Schwäbische Zeitung (Ravensburg / Weingarten)
Linke erteilt Wagenknecht-Fans Abfuhr
Janine Wissler und Martin Schirdewan sollen Partei aus der Existenzkrise führen
ERFURT - Es ist nicht so, dass die Linken im Internet zimperlicher wären als andere Leute. Aber manches verblüfft dann doch. „Ekelhafte Hunde“twitterte Sarah Dubiel, Sprecherin der Linksjugend. „Wer mit dem Kopf schüttelt während das AwarenessTeam spricht, hat keinen Platz in der Linken.“Das Sorgsamkeits-Team soll auf dem Parteitag vor sexuellen Übergriffen schützen.

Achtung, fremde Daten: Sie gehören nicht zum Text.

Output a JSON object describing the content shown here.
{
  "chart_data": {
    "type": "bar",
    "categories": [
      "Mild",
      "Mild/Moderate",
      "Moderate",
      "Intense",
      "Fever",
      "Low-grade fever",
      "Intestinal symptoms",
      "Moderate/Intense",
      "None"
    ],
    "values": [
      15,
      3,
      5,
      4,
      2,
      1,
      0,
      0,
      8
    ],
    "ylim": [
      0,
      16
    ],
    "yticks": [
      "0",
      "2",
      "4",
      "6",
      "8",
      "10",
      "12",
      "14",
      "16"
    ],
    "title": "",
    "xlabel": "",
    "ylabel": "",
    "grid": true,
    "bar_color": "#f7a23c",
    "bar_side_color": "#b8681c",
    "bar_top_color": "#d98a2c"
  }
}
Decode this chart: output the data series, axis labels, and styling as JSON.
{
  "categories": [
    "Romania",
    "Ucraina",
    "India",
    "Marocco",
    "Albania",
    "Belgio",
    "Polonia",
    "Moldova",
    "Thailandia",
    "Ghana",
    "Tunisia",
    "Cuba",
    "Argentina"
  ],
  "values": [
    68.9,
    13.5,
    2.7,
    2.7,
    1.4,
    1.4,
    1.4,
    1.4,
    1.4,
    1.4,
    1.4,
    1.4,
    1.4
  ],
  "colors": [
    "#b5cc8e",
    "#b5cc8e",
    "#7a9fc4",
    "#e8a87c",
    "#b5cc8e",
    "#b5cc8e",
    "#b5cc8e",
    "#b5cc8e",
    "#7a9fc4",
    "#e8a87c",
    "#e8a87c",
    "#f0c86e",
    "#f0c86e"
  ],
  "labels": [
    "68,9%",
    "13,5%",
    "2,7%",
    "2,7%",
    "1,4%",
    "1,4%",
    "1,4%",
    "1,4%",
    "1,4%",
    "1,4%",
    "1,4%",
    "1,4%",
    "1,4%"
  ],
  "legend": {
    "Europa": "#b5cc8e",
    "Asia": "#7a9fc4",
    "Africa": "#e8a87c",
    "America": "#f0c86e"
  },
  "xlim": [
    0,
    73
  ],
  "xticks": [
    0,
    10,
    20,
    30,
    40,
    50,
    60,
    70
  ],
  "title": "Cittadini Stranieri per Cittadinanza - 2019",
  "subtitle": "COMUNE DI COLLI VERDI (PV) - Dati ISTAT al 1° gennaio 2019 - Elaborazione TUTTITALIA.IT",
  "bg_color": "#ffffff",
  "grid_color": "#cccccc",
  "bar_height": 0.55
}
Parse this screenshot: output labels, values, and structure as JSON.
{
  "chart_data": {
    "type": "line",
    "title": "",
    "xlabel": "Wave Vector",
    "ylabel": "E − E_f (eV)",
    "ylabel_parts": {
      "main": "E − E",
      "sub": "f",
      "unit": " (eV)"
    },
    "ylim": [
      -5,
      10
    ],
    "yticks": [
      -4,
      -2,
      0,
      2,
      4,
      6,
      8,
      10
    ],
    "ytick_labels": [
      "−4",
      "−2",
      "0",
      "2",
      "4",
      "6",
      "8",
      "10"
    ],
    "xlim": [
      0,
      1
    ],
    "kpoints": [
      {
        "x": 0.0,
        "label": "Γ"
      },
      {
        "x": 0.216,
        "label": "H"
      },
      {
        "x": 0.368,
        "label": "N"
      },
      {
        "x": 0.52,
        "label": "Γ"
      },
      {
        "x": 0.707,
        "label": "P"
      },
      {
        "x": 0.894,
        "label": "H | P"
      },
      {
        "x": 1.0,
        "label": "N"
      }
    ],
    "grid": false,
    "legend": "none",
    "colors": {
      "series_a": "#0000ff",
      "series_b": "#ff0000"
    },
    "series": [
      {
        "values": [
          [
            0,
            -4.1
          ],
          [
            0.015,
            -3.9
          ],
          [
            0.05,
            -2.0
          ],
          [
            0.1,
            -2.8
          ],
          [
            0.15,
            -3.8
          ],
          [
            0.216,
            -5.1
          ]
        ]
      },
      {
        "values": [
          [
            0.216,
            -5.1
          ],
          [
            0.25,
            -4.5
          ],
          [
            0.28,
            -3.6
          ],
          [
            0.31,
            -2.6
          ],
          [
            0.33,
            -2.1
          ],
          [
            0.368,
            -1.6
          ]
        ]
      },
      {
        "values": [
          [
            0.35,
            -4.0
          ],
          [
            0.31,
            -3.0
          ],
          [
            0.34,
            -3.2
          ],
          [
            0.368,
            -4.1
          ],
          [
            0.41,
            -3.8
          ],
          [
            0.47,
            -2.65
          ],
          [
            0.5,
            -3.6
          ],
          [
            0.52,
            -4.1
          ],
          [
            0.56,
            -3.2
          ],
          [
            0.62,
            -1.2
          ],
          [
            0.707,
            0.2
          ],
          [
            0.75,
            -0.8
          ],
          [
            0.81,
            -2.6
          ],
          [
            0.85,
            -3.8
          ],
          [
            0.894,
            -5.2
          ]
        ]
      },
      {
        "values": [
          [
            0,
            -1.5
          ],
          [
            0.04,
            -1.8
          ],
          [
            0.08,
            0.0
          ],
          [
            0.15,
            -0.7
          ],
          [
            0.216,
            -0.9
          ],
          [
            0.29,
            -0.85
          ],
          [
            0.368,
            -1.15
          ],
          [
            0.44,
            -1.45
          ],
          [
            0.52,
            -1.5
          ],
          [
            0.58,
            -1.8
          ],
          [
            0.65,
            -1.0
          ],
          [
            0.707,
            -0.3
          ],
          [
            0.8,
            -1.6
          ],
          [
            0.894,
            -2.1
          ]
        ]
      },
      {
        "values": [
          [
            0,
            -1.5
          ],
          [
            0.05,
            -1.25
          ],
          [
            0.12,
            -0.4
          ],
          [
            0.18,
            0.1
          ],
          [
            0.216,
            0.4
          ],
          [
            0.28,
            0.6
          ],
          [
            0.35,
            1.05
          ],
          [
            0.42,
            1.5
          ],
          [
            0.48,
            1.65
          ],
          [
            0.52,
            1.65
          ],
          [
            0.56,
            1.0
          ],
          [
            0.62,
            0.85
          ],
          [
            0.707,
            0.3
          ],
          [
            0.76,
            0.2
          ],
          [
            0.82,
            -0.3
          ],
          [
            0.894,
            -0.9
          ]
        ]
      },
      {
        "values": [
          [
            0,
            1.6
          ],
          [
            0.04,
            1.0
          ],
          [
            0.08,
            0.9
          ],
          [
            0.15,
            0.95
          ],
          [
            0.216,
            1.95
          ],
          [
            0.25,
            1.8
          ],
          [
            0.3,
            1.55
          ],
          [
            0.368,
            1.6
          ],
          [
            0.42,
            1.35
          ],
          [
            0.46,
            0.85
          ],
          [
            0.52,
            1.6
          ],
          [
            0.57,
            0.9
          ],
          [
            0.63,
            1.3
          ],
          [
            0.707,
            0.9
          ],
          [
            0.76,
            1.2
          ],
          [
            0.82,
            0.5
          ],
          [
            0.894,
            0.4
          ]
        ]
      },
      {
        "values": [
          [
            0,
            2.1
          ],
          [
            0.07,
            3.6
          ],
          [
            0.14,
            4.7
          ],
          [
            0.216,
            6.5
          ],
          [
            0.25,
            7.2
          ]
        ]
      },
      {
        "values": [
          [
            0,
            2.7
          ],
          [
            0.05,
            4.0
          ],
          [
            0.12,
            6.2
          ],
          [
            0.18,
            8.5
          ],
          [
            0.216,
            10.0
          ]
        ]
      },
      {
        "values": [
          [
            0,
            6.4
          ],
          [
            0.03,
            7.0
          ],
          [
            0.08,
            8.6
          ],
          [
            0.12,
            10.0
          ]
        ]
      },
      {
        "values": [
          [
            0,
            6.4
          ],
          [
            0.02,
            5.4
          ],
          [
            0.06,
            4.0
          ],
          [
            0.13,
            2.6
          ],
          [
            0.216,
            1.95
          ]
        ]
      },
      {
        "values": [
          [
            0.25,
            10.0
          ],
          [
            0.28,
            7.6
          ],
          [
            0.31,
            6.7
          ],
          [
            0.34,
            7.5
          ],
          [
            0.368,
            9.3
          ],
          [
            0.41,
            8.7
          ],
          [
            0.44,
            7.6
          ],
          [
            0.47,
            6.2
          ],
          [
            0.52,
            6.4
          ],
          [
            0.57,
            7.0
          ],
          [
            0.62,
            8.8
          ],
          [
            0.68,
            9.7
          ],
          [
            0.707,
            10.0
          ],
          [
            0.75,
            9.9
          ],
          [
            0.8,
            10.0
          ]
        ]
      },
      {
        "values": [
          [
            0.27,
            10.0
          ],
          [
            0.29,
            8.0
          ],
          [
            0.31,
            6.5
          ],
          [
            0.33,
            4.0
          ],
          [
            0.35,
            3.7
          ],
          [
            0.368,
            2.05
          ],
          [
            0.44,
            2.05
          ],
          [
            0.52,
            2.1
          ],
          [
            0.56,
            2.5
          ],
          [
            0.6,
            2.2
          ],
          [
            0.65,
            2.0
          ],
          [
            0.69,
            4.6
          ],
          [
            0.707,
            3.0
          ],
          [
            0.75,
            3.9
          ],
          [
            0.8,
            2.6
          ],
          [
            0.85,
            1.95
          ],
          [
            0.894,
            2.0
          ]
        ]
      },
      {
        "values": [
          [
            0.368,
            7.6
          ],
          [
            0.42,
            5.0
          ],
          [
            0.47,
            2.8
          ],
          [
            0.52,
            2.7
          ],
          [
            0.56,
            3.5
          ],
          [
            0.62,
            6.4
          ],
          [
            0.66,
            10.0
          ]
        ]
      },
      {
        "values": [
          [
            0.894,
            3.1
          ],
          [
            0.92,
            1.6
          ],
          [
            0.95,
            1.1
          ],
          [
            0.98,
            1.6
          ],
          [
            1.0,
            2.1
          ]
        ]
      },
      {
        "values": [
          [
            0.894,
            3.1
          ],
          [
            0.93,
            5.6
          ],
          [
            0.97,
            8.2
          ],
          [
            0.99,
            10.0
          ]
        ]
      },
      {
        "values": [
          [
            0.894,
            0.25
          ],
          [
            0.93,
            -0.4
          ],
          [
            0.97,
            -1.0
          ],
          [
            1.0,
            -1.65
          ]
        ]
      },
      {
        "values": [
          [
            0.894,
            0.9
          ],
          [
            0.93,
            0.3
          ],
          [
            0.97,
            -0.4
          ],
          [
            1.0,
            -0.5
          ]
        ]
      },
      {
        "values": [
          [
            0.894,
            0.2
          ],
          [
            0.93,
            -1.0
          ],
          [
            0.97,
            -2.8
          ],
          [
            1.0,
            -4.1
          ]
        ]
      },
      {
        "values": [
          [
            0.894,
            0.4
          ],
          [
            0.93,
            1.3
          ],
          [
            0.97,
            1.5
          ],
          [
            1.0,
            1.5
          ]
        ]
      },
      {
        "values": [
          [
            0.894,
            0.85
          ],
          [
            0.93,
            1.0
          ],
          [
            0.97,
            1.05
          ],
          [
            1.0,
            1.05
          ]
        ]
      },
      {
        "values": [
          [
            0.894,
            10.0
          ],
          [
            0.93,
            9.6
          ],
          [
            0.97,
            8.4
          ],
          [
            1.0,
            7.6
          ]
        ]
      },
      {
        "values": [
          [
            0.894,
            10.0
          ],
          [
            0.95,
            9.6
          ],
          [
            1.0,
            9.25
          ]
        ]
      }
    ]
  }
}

Jenseits dessen verlief der Parteitag am Wochenende in Erfurt geordnet und verhältnismäßig ruhig. All jenen, die den Ernst der Lage anzweifelten, wurde durch den Gründungsvater, Gregor Gysi, Aufklärung zuteil. „Wir brauchen keine Trennung von Amt und Mandat – denn wenn wir so weitermachen, haben wir bald keine Mandate mehr. Das ist die absolute Trennung.“
Im Hinterkopf hatte jeder Delegierte die jüngeren Wahlergebnisse der Linken. Die Partei wurde in westdeutschen Ländern in die Kategorie „Sonstige“zurückkatapultiert. Im Bund erscheint die Fünf-ProzentHürde inzwischen als unüberwindlich.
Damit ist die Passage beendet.